Hi guys. I had taken a break from the list for about 4-5 months, I believe the last post I had made was when my jaw bone was exposed and believed I was going to be going under more surgery and hyperbaric chamber treatments. I was in the midst of a military move when the doctor discovered this, after we moved to the new home it just healed up on it's own. I felt extremely blessed and lucky.

I guess I should give a quick background on myself since it's been awhile. I was diagnosed with small salivary gland cancer in right retromolar area, October 2006 it was classified as mucoidepidermal carcinoma low to intermediate grade. Had clear borders but had neural involvement. I under went 30 Imrt treatments and finished those in Feb 2007. It's been an extremely tough year. My daughter has cystic fibrosis and her disease alone is more than I can handle, cancer wasn't something I had room in my life for. Ofcourse, who does? On top of my cancer, my daughter's hospitalizations,surgery, my husband's grandmother fell and broke her neck in 3 places (she is doing extremely well considering), my mother was diagnosed with breast cancer last month. So, Ive had non stop stress for this past year which brings me to today.

Last Thursday, I went in for my monthly follow up with my new ent/head&neck specialist. He did his exam, scoped down my nose etc. Everything was fine and normal. Oh, I also went the previous week into the dentist and had my teeth cleaned and nothing was mentionable or noticable. Anyhow, last Friday I felt like the top of my mouth /pallate was a bit sore. Felt like the beginning of a canker sore/ulcer. Saturday I had a lump and mouth was really sore. I began to freak out, by Tuesday I was having panic attacks so I thought it would be best to go back into the doctor. Did that yesterday, and the Dr. said it could be an ulcer but given my history with cancer he felt it best to be biopsied. And done under anesthesia. He said if I hadn't had cancer that he would send me home for a couple weeks to see if it would go away on it's own. Im still extremely confused that a lump would just appear so quickly without me, the dentist, or the doctor noticing....like I said 2 days after a check up. I also wonder if the spray he put down my nose irritated my mouth, I tasted it when he sprayed my nose and like I said mouth was irritated the following morning.

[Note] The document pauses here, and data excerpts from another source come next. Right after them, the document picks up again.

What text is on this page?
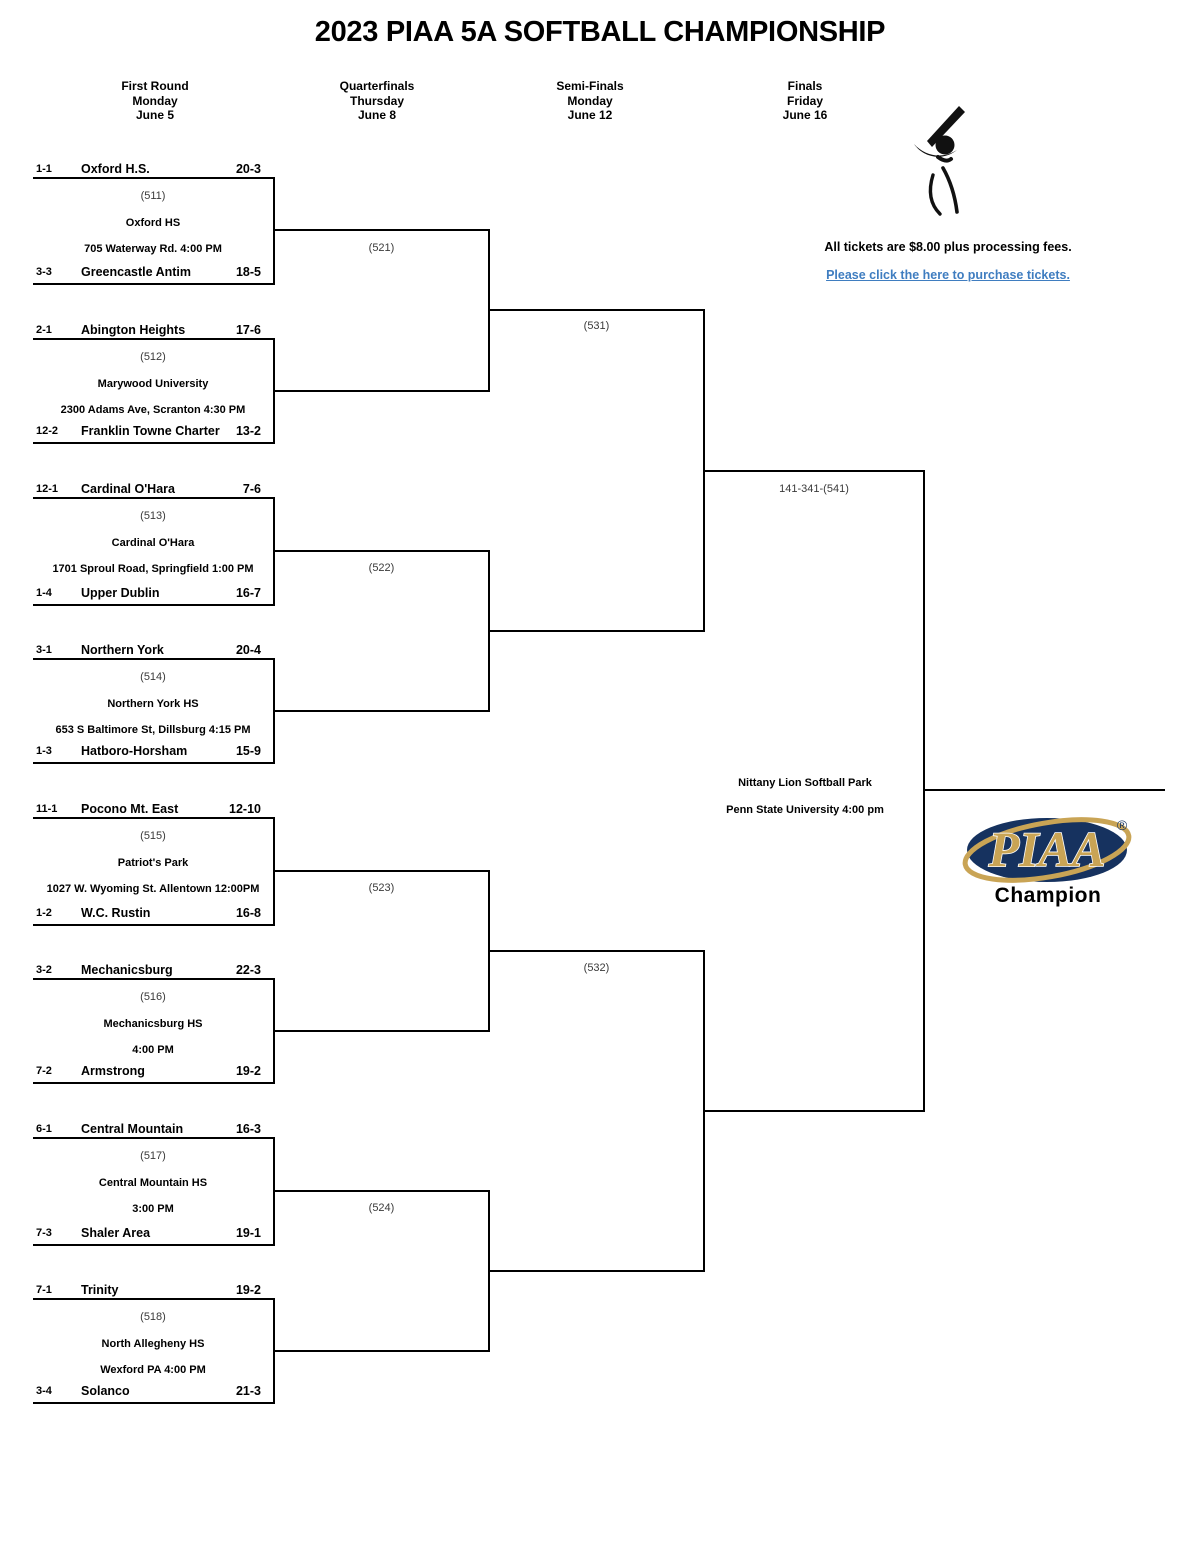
2023 PIAA 5A SOFTBALL CHAMPIONSHIP
First Round
Monday
June 5
Quarterfinals
Thursday
June 8
Semi-Finals
Monday
June 12
Finals
Friday
June 16
All tickets are $8.00 plus processing fees.
Please click the here to purchase tickets.
1-1 Oxford H.S.	20-3
(511)
Oxford HS
705 Waterway Rd. 4:00 PM
3-3 Greencastle Antim	18-5
2-1 Abington Heights	17-6
(512)
Marywood University
2300 Adams Ave, Scranton 4:30 PM
12-2 Franklin Towne Charter 13-2
12-1 Cardinal O'Hara	7-6
(513)
Cardinal O'Hara
1701 Sproul Road, Springfield 1:00 PM
1-4 Upper Dublin	16-7
3-1 Northern York	20-4
(514)
Northern York HS
653 S Baltimore St, Dillsburg 4:15 PM
1-3 Hatboro-Horsham	15-9
11-1 Pocono Mt. East	12-10
(515)
Patriot's Park
1027 W. Wyoming St. Allentown 12:00PM
1-2 W.C. Rustin	16-8
3-2 Mechanicsburg	22-3
(516)
Mechanicsburg HS
4:00 PM
7-2 Armstrong	19-2
6-1 Central Mountain	16-3
(517)
Central Mountain HS
3:00 PM
7-3 Shaler Area	19-1
7-1 Trinity	19-2
(518)
North Allegheny HS
Wexford PA 4:00 PM
3-4 Solanco	21-3
(521)
(522)
(523)
(524)
(531)
(532)
141-341-(541)
Nittany Lion Softball Park
Penn State University 4:00 pm
PIAA ®
Champion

Im very frightened. Having panic attacks, worried about going through more and worried about being around to care for my daughter who has a chronic, progressive disease. I asked him for something for my anxiety and he wouldn't write anything for me. Im having a hard time sleeping, and functioning. Hard not to cry in front of my daughter who senses and understands more than I want her to.

Im scheduled for surgery on Tuesday. Oh, I also may have to have fiber optic interbation (sp) since I have limited mobility of my jaw. Has anyone had this done? Please tell me your experience with this. I apologize that this is long, I know Im probably babbiling a lot...thought I posted last night and fell asleep while I was writing is. Guess I didn't post ... If anyone else has experienced anything like what Im going through right now, please respond.